Allerdings besteht nicht erst aus Anlass der kürzlich bekannt gewordenen Fälle von schwersten Sexualstraftaten zum Nachteil von Kindern sondern bereits seit Jahren dringender gesetzgeberischer Handlungsbedarf.

So hat die damalige Staatsekretärin Dr. Stefanie Hubig in ihrer Eröffnungsrede vom 20. Februar 2015 zum Auftakt der vom Bundesministerium der Justiz und für Verbraucherschutz einberufenen Reformkommission "Überarbeitung des 13. Abschnitts des Besonderen Teils des Strafgesetzbuches" zutreffend ausgeführt (S. 7 und 8 des veröffentlichten Abschlussberichts der Reformkommission des Sexualstrafrechts):

"Die zahlreichen punktuellen Änderungen, die das Sexualstrafrecht insbesondere nach dem Vierten Strafrechtsreformgesetz aus dem Jahr 1973 erfahren hat, haben ihre Spuren hinterlassen und den Abschnitt unübersichtlich, kompliziert und zum Teil auch inkonsistent werden lassen. Auch müssen wir uns die Frage stellen, ob es Schutzlücken gibt, die es zu schließen gilt. Der lückenlose Schutz muss dabei für Kinder und Jugendliche gleichermaßen gewährleistet sein wie für erwachsene Menschen. [...] Ja, meine Damen und Herren, das Sexualstrafrecht ist in die Jahre gekommen. Es wird Zeit, sich seiner anzunehmen und den 13. Abschnitt aus einem Guss neu zu erdenken."

Am 19. Juli 2017, also vor über drei Jahren, hat diese aus Expertinnen und Experten aus Wissenschaft und Praxis interdisziplinär zusammengesetzte Reformkommission zum Sexualstrafrecht ihren Abschlussbericht vorgelegt.

Sowohl auf ihrer Herbstkonferenz im Jahr 2017 als auch auf ihrer Frühjahrskonferenz 2019 haben die Justizministerinnen und Justizminister in ihren veröffentlichten Beschlüssen das Bundesministerium der Justiz und für Verbraucherschutz darum gebeten, sich unter Einbindung der Länder des Reformvorhabens alsbald anzunehmen und zeitnah Vorschläge zur Neuordnung und Harmonisierung des Sexualstrafrechts zu unterbreiten.

Ein entsprechender Vorschlag liegt gleichwohl bis heute nicht vor.

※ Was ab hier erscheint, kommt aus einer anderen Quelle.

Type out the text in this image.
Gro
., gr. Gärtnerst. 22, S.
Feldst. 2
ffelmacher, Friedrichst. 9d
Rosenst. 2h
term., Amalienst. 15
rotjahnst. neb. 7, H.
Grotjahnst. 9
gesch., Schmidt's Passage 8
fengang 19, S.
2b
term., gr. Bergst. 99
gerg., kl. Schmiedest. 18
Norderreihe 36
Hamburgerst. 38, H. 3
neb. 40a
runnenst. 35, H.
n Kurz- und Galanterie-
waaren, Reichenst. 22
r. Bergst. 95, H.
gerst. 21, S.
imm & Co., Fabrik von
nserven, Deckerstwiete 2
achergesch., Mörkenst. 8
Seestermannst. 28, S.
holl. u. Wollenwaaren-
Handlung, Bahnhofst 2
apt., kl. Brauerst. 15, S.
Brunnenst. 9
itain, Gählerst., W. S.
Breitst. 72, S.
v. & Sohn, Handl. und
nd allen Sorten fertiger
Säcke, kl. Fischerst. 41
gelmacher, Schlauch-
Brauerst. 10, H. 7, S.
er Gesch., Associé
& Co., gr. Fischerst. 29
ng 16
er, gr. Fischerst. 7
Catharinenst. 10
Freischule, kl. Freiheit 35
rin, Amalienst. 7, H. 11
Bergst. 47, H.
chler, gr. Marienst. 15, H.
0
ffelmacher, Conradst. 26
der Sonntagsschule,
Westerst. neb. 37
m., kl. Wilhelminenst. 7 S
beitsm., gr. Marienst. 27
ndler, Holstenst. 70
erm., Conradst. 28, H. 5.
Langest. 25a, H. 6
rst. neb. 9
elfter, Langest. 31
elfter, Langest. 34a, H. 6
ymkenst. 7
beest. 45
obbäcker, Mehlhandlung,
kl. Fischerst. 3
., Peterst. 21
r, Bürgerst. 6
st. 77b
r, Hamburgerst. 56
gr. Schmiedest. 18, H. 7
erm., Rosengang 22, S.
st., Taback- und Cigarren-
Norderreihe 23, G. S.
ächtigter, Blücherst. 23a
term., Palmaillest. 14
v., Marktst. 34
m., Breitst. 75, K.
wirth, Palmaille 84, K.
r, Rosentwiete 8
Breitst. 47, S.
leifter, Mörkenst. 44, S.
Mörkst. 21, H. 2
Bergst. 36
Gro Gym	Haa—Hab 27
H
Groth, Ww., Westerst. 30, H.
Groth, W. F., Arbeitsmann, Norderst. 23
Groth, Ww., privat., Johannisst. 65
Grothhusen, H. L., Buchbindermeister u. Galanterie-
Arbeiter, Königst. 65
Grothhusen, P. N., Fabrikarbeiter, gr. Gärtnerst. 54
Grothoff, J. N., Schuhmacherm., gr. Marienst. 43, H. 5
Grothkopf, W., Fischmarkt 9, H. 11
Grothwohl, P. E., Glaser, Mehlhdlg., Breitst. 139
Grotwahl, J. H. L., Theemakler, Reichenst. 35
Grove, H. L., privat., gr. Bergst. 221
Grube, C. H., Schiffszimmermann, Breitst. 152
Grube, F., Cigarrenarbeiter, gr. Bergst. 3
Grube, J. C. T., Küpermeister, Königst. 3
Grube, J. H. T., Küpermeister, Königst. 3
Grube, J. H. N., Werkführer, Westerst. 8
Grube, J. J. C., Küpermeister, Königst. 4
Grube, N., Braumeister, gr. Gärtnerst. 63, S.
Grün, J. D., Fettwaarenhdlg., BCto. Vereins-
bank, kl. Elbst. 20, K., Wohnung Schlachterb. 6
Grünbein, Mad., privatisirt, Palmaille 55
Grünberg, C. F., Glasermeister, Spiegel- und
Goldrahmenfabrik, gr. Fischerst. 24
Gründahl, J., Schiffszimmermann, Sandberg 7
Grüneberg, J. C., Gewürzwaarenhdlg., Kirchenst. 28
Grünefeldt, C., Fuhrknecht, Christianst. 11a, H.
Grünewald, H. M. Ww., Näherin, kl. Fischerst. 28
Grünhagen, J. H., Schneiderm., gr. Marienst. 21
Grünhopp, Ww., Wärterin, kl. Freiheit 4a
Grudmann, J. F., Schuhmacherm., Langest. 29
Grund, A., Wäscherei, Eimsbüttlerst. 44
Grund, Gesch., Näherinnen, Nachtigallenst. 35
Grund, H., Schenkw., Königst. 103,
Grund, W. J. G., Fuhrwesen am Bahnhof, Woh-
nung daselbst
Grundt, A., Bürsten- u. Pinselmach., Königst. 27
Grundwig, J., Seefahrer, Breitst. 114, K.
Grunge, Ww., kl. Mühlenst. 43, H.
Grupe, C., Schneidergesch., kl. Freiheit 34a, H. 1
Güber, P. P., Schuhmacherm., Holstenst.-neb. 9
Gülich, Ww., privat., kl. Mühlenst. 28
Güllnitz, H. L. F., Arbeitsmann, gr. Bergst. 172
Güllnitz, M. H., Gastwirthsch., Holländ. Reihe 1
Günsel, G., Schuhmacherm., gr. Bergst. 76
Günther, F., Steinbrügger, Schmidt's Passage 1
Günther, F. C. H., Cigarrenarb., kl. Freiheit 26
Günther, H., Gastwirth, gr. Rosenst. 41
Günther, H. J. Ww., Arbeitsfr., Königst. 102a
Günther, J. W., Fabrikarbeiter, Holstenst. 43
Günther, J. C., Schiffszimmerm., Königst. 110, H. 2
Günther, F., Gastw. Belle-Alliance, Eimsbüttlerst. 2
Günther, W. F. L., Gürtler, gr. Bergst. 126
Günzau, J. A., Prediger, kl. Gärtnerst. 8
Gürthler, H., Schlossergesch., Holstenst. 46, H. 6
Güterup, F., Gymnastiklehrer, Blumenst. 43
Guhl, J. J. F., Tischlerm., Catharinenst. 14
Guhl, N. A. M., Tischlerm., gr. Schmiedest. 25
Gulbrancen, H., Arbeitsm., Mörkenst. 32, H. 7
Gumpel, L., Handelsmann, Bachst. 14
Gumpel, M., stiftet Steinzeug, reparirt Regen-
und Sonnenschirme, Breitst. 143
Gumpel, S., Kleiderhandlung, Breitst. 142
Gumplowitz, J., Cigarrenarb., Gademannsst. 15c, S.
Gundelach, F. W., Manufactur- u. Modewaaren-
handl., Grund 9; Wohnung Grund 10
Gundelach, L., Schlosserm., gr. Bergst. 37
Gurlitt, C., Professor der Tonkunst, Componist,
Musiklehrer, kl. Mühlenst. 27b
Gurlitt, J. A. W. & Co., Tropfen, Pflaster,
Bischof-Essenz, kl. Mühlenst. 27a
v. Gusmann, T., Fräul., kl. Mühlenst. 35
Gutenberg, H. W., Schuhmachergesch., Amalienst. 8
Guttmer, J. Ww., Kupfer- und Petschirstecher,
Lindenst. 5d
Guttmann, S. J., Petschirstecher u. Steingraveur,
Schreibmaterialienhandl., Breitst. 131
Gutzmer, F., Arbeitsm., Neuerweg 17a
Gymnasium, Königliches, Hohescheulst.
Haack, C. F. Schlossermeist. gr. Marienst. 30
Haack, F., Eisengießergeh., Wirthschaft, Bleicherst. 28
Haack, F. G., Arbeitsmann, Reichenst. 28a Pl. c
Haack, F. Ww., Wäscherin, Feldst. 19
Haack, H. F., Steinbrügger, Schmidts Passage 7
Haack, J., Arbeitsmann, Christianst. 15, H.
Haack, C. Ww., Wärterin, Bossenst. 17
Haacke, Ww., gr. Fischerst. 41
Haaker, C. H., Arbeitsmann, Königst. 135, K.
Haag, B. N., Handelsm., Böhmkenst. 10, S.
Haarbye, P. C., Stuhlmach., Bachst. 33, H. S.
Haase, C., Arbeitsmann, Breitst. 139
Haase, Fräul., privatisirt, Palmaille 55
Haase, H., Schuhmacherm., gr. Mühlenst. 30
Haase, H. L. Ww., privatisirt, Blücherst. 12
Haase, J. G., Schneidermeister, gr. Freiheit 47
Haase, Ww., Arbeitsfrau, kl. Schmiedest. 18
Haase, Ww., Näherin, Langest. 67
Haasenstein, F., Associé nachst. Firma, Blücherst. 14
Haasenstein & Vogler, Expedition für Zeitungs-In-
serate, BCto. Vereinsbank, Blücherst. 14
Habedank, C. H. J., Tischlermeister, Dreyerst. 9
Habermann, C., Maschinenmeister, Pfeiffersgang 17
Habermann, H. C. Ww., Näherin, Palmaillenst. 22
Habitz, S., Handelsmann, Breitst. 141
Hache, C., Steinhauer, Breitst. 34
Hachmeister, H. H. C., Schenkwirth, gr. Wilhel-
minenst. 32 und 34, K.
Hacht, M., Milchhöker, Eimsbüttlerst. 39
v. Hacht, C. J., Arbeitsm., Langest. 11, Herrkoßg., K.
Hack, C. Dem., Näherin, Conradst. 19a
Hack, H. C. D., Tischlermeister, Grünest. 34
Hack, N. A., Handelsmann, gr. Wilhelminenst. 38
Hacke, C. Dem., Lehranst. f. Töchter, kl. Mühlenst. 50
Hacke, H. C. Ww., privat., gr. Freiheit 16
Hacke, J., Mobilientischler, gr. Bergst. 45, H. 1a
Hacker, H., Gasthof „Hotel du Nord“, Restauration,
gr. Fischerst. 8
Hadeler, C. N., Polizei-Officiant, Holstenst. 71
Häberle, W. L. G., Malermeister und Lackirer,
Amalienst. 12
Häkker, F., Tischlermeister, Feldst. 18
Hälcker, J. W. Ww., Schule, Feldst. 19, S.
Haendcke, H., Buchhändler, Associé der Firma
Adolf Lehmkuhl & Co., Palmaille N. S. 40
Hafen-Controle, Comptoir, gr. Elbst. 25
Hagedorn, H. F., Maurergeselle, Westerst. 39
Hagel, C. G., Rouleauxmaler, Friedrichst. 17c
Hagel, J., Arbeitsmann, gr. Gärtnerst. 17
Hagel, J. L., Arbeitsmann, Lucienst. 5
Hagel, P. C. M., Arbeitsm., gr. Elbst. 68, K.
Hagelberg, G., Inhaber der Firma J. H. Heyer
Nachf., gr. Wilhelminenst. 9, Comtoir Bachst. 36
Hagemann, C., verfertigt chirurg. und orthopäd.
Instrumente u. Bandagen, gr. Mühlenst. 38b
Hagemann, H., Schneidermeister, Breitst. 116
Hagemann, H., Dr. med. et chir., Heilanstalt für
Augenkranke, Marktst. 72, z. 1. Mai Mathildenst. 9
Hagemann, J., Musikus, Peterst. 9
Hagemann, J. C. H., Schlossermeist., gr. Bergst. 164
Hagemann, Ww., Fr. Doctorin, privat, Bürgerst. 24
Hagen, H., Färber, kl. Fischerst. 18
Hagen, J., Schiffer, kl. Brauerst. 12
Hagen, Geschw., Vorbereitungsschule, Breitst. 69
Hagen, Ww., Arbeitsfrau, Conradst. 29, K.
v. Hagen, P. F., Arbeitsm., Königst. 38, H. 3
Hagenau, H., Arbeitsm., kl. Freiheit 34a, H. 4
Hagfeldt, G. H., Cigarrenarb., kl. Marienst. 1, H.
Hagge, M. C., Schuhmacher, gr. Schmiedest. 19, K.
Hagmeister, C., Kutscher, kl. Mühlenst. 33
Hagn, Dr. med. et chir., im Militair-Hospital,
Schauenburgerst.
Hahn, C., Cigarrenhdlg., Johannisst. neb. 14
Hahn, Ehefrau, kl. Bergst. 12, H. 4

Im Interesse eines effektiven Opferschutzes und als wichtiger Beitrag zu einem besseren Schutz von Kindern bedarf es daher neben präventiver Maßnahmen dringend einer systematischen und umfassenden Überarbeitung des Sexualstrafrechts und nicht bloß weiterer punktueller Gesetzesänderungen, die sich dem Vorwurf einer allein reaktiven Gesetzgebung ausgesetzt sehen und teilweise zu Wertungswidersprüchen innerhalb des Sexualstrafrechts führen.